Blood work was sent to the Mayo Clinic, and doctors found Ziegler and Henrichs were the same blood type and shared quite a few antigens, Ziegler said.
“The universe was just kind of like, you’re the one,” Ziegler said. “I’m a big believer in when you’re tapped on the shoulder, you should answer the call.”
She was also in a good spot in her life: 40 years at the same job meant she could likely easily take time off.
In a way, Ziegler’s donation was the ultimate “I told you so” ending to an ongoing argument in their marriage.
“One of our issues when we were married is I’m super-athletic and into health and fitness and wellness and this guy wasn’t,” Ziegler said. “So I was going to remind you. … Aren’t you glad?”
“That you stayed (healthy)?” Henrichs said. “Yeah, I guess so.”
Henrichs was, of course, grateful for the donation. But there was more emotion than he expected.
“I wasn’t so worried about myself,” Henrichs said. “Going into this, it’s kind of like … worrying about two people. So that was a little hard for me.”
But Ziegler doesn’t really worry. Her biggest concern was how she’d handle the required recovery period.
“Because I knew I’m not a sitting around type of person,” she said. As it turned out, Ziegler was in such good shape she was able to go back to work full time in three weeks. Most people take six to eight weeks to heal.
“I do a lot of yoga and you know, that’s super core strengthening,” Ziegler said. “If anything, I feel invigorated and energetic because I had to sit around for two weeks.”
Henrichs is on the mend, too.
“I have three kidneys now. … They just add one. So I have two bad ones and a good one,” he said.
As for worrying about anything else that could go wrong with major surgery, Ziegler knew she couldn’t control the outcome.
“Even when I was in the pre-op … We were right next to each other, remember? … Because stuff happens, I was thinking about that,” Ziegler said. “And I’m like, well, if I don’t make it, then I’m going to know what it’s all about.”
She said she’s lost some people she was very close to in recent years, including her long-time boss, Dick Bernick. She was his executive assistant. She also lost a brother-in-law, another good friend of the family and a nephew.

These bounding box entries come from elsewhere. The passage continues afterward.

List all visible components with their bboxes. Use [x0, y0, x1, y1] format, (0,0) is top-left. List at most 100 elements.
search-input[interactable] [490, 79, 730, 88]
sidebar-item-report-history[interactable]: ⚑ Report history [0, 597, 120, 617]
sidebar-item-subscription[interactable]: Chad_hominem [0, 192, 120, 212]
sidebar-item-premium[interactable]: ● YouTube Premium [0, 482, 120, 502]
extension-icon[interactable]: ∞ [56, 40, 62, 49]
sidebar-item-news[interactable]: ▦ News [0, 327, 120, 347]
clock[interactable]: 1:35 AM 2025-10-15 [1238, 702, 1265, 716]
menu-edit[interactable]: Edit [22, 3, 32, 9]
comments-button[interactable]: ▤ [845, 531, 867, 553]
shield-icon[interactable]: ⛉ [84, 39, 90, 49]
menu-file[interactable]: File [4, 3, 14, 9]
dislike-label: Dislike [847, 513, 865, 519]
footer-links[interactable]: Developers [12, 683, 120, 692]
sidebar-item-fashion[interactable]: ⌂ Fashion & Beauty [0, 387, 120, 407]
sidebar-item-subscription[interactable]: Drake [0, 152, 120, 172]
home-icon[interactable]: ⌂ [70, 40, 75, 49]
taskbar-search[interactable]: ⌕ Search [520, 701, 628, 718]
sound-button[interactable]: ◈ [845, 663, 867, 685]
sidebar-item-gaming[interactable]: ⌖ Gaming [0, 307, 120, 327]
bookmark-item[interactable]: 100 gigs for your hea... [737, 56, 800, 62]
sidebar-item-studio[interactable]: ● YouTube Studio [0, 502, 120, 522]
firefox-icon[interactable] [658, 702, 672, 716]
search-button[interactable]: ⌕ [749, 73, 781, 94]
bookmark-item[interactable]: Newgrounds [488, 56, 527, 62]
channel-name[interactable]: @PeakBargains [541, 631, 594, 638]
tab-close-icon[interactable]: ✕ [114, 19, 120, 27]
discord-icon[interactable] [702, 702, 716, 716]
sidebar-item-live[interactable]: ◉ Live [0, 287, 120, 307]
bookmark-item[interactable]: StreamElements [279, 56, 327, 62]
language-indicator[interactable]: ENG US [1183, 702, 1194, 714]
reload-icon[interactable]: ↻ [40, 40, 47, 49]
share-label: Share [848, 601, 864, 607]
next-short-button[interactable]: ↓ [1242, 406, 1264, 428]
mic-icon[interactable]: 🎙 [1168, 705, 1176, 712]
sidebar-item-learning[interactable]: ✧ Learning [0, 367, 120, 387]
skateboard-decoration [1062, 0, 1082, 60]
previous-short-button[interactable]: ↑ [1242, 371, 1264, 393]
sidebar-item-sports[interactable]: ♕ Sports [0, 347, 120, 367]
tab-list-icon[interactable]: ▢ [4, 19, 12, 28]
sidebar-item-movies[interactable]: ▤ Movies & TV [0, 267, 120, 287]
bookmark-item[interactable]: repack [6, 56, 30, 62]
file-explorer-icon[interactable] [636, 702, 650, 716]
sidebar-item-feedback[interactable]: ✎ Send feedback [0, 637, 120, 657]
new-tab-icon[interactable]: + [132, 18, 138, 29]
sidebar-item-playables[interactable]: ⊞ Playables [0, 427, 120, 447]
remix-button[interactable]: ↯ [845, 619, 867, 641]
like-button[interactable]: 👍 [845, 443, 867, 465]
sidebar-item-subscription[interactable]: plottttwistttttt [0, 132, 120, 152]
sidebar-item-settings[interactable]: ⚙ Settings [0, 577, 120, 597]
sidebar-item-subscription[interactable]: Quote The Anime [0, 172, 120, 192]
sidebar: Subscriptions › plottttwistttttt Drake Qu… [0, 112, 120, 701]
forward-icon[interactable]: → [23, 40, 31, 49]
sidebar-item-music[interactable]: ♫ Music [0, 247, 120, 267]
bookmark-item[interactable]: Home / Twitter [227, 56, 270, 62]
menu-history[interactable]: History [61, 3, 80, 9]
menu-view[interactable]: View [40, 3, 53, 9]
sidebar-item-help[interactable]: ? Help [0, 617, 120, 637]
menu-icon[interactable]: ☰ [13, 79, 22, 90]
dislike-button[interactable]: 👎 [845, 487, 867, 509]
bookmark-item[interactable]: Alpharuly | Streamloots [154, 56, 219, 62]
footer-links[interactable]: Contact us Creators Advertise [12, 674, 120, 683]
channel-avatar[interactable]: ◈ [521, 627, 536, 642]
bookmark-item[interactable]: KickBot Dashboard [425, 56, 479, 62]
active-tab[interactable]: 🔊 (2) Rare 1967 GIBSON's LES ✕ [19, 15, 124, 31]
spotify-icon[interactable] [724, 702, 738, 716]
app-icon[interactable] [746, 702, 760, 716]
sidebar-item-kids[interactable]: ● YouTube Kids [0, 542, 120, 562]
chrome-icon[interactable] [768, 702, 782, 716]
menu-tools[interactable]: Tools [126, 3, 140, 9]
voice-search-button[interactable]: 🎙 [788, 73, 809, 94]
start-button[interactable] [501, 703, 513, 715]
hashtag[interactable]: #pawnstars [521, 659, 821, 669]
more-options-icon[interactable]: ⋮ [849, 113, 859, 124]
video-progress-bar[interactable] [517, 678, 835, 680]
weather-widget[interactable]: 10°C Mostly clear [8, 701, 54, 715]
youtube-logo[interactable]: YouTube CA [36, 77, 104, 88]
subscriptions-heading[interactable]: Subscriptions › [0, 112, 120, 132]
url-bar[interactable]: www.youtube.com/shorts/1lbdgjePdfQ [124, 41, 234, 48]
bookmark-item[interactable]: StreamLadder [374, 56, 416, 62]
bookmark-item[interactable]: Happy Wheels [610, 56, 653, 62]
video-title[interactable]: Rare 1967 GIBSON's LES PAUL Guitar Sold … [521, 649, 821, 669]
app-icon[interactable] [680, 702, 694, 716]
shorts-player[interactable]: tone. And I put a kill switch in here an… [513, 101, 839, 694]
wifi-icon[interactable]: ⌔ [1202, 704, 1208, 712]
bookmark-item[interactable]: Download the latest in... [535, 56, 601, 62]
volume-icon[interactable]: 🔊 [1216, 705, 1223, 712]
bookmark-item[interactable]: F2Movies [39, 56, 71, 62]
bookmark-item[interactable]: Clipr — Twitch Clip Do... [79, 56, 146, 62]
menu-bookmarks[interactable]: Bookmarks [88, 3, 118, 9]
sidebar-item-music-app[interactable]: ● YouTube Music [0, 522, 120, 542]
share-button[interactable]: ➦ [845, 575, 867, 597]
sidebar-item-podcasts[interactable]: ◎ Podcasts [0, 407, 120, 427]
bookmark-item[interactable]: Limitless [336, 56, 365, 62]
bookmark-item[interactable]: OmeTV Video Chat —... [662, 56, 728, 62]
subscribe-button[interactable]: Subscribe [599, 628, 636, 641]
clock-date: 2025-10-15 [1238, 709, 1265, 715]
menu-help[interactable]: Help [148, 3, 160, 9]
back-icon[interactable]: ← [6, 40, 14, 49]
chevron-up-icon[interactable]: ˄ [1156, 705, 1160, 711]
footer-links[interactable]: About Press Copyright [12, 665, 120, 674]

“So there’s a lot of people waiting. And so I was kind of like, well, I’ll feel bad for all these suckers down here, but I’ll be off to the next adventure,” Ziegler said.
The most tangible problem for everyone who came out of the surgery was child care.
“Either one of us was taking care of the (grandkids) … And so all of sudden, neither one of us could,” Henrichs said.
They did spend some time preparing their grandchildren, all age 10 and younger, for the surgeries.
Ziegler got out a big anatomy book with the 4-year-old.
“I sat down and I showed her, you know, (this is) what Grandma is going to give to Grandpa, because his is sick. Her eyes were pretty big,” Ziegler said.
The surgeries required some other adjustments, too.
“I kept telling her, you know Grandma is not going to be able to be picking you up and carrying around,” Ziegler said, and her granddaughter asked why. “I’d explain to her and then she’d say, ‘Well, I don’t want you to do that.’ ”
But the lesson must have stuck.
“Now, I’ll help her out of the car and she’ll go, ‘No Grandma, I can do it. You don’t need to lift me out,’ ” Ziegler said. “And then of course when I came home, ‘I wanna see your owie!’ ” Ziegler said.
Ziegler was home a few weeks before Henrichs, who had to stay in Rochester for tests and observation. The 4-year-old was happy to see him.
“She was pretty excited when I finally made it home,” Henrichs said.